What autumn leaves can tell you

RENO, Nev (KOLO) - If you missed it in your third grade science class, arborist Dale Carlon tells us why leaves change every autumn.

“The oranges and yellows and stuff that you see are there year round. But as the chlorophyll production starts to slow down, the green pigment goes away, and that's when you see the colors come out,” says Carlon.

At Caughlin Ranch the trees are showing off their full spectrum of reds, golds and oranges.

If you think this year's color is better than average, you would be right.
Carlon says that's because the temperatures lowered slowly allowing for the full variety of color.

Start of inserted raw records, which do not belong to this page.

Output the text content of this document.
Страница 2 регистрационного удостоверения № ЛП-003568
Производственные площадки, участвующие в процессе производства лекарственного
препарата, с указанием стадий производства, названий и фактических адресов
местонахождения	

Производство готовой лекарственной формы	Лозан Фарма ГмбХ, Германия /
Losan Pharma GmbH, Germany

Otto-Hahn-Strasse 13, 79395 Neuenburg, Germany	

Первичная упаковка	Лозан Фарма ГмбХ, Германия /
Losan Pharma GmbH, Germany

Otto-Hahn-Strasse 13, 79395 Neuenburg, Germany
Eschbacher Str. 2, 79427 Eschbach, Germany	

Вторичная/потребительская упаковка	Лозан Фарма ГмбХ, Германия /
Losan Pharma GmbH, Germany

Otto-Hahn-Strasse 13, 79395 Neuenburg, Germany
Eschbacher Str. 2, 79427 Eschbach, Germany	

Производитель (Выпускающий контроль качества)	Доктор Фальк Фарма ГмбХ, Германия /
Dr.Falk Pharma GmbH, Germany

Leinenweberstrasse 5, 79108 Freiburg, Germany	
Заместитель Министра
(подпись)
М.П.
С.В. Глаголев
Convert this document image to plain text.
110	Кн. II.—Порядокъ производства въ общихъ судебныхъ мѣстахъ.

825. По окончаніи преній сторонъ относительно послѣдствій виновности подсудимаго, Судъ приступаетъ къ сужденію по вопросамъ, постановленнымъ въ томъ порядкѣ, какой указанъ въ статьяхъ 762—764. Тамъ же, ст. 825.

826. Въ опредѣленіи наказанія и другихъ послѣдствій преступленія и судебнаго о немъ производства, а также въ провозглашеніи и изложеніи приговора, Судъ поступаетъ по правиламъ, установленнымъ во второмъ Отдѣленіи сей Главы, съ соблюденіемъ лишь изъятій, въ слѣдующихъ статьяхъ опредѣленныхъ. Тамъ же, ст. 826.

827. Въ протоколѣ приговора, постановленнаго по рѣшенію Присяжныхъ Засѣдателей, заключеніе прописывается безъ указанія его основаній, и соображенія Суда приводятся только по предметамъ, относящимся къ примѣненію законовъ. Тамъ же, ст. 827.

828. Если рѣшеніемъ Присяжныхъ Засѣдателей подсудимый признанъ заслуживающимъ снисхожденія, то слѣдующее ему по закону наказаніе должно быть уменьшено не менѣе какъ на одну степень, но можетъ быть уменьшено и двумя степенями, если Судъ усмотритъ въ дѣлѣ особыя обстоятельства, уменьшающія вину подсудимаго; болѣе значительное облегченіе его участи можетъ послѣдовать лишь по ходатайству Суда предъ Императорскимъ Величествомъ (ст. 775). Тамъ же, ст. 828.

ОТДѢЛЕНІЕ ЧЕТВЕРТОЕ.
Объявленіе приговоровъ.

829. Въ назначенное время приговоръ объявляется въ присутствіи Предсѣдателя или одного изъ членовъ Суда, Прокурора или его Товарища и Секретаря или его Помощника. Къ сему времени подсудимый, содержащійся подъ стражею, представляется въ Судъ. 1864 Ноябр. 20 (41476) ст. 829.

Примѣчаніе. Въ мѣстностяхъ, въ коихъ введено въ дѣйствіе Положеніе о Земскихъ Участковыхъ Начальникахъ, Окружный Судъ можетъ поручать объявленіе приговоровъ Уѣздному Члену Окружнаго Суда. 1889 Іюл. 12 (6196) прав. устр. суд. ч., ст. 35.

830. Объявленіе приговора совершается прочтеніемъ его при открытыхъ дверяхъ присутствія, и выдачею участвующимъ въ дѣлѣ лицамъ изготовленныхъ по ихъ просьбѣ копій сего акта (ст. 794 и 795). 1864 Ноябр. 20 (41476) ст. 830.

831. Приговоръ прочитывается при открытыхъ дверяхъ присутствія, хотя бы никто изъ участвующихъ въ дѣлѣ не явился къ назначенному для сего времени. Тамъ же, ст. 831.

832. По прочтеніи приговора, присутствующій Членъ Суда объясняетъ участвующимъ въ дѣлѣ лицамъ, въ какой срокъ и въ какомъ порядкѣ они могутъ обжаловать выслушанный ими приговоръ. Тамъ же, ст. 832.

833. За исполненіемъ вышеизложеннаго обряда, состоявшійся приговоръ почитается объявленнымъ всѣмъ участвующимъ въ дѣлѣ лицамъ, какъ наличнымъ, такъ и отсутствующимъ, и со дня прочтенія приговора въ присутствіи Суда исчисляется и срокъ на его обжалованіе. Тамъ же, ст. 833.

But if your trees and bushes seemed to have changed color faster this year, that may be a problem with your irrigation system.

“Great indicator if you see trees on a long line. And you see some that have turned color early. That is an indicator of stress. That's a great time to check your irrigation system,” says Carlon.

Carlon recommends getting the irrigation system fixed now before it becomes a bigger problem in the spring.

He also says he's been getting calls from homeowners worried about how certain trees act this time of year.

“I have folks calling me now, about Austrian Pines. And they are very concerned that there are needles turning brown. As long as the needles are on the inside of the branches that is totally fine. That is what they are supposed to do this time of year. That is essentially shedding,” says Carlon.

What about trees that aren't a uniform color, one side is green, the other yellow and orange?

Carlon says that is perfectly normal, it can mean the sun it hitting the tree at a different angle.

Enjoy the colors now he says, because as the temperatures dip in the 30s this week the leaves will start to drop to the ground.

Speaking of lower temperatures, it may be time to turn off that outside water as well.

Carlon is the consulting arborist for the Truckee Meadows Water Authority.

If you pay a water bill he can come to your house free of charge for tree evaluation and report.